Appellee sued and recovered judgment against the appellants for a balance alleged to be due her of the consideration received by them in the sale of certain real estate belonging to her and which she had conveyed in trust to one of the .appellants to sell.
The only questions argued by ¿ounsel on this appeal arise on the action of the court in overruling the motion for a new trial.
One of the reasons assigned in the motion for a new trial was that the court erred in admitting in evidence, over the objection of the appellants, a certified copy of the deed of conveyance from the appellee to the appellant Samuel Small.
Counsel very earnestly insist that the court erred in admitting this deed in evidence, it purporting to be a certified copy of the record of the original, for the reason that it was “not properly certified according to law.”
Under section 466, R. S. 1894, a certified copy of the record of a deed is competent evidence. Abshire v. State, *20ex rel., 53 Ind. 64; Carver v. Carver, 97 Ind. 497, and cases cited.
And in order that it may be introduced in evidence it is not necessary that the loss of the original be first shown. The rule is different, however, when an uncertified copy is offered. Before an unauthenticated copy of a deed can be introduced in evidence the original must be shown to be lost and the copy offered must be shown to be, at least in substance, a copy of the original.
The record in this case discloses that the deed complained of had been introduced in evidence early in the introduction of the appellee’s evidence, and after it had been shown to be the one from the appellee to the appellant Small. True, the record shows, also, a certificate attached to such deed, signed by one A. S. Taylor, as register of deeds, but whether the original or merely a copy, it was given in evidence without any objection on the part of the appellants, either because it was not the original or not properly certified. Subsequently, it was offered in evidence a second time, when the appellants made the objections now insisted upon. Why the same deed was given in evidence a second time, we are not advised, and we see no necessity for it. Being already in evidence, it would not have been error to have excluded it when offered the second time, neither was it error to admit it. Even had the objection been made when it was first offered, we think the introduction of the deed could have done appellants no harm. They were not denying that the appellee deeded the property to the appellant Small, the only controversy between the parties being as to whether or not it was an absolute conveyance for a valuable consideration, or merely in trust, as a matter of convenience, so that when appellants found a purchaser a deed could be made and the sale closed without having to wait for appellee to procure the signature *21of her husband, which would require several weeks. In neither view of the case can we see that the appellants have been harmed by the introduction of this deed.

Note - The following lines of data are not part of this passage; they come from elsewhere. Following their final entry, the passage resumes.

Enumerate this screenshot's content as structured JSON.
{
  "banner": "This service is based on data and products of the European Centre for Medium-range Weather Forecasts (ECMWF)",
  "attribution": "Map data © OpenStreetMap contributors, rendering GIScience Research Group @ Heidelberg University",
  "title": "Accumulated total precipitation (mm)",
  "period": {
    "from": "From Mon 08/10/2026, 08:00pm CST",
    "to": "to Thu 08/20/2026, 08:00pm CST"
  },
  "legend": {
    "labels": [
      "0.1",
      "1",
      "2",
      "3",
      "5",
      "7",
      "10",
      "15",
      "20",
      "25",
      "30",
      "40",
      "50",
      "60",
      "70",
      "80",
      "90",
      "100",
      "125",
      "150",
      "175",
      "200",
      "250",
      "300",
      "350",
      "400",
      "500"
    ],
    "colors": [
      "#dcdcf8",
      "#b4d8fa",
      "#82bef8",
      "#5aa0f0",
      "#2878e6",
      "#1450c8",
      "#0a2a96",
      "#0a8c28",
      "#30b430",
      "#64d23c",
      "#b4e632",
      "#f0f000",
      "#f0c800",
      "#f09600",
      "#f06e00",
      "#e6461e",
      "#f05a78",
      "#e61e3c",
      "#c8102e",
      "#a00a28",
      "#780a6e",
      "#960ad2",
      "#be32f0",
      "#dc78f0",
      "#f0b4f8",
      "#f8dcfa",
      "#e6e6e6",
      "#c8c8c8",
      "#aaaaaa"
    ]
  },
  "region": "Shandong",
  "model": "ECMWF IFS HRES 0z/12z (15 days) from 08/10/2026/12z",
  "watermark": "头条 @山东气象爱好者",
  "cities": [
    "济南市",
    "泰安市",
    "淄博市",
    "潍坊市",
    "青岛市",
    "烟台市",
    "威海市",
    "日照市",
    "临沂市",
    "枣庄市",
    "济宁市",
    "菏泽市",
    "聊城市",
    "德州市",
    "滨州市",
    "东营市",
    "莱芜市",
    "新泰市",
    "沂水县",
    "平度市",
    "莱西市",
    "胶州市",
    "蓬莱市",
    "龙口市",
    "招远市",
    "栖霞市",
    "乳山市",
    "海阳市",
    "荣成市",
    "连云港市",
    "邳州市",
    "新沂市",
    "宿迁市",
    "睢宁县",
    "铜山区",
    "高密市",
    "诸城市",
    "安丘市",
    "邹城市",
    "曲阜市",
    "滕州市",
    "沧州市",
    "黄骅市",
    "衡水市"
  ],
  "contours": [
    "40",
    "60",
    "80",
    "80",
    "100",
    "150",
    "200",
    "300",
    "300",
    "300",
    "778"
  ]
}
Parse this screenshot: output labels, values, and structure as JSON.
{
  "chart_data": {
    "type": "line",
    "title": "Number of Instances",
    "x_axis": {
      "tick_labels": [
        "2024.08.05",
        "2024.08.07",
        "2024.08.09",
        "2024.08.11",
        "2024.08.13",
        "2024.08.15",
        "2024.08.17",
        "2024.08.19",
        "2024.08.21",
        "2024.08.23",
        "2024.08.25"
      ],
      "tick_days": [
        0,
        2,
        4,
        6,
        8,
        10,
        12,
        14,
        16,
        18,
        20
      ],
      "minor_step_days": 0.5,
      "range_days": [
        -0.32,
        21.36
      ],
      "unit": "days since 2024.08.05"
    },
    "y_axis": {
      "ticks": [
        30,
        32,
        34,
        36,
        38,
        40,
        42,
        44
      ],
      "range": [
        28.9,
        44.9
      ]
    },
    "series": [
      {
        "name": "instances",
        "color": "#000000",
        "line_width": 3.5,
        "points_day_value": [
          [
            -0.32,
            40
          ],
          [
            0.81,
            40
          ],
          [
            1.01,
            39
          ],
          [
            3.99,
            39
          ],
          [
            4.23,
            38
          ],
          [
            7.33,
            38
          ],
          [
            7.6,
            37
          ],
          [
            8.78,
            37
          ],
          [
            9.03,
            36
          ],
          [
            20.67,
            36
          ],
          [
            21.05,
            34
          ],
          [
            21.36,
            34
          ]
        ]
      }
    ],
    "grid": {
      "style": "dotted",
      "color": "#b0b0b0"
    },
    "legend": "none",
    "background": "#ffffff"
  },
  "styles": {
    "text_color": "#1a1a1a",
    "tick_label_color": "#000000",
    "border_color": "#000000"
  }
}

Filed May 10, 1894.The next ruling complained of was in the admission of the testimony of the witness William H. English, as to the amount of a claim in the form of a mortgage, then existing against a piece of property taken in exchange for a part of the property so deeded in trust. We think there was no material error in this.
A careful reading of the evidence, as found in the record, convinces us that this cause has been fairly tried, and the jury having passed upon the justness of appellee’s claim from the conflicting evidence, we do not feel called upon to reverse the judgment of the court below, on account of immaterial or technical errors which in no way affect the merits of the controversy.
The judgment is accordingly affirmed.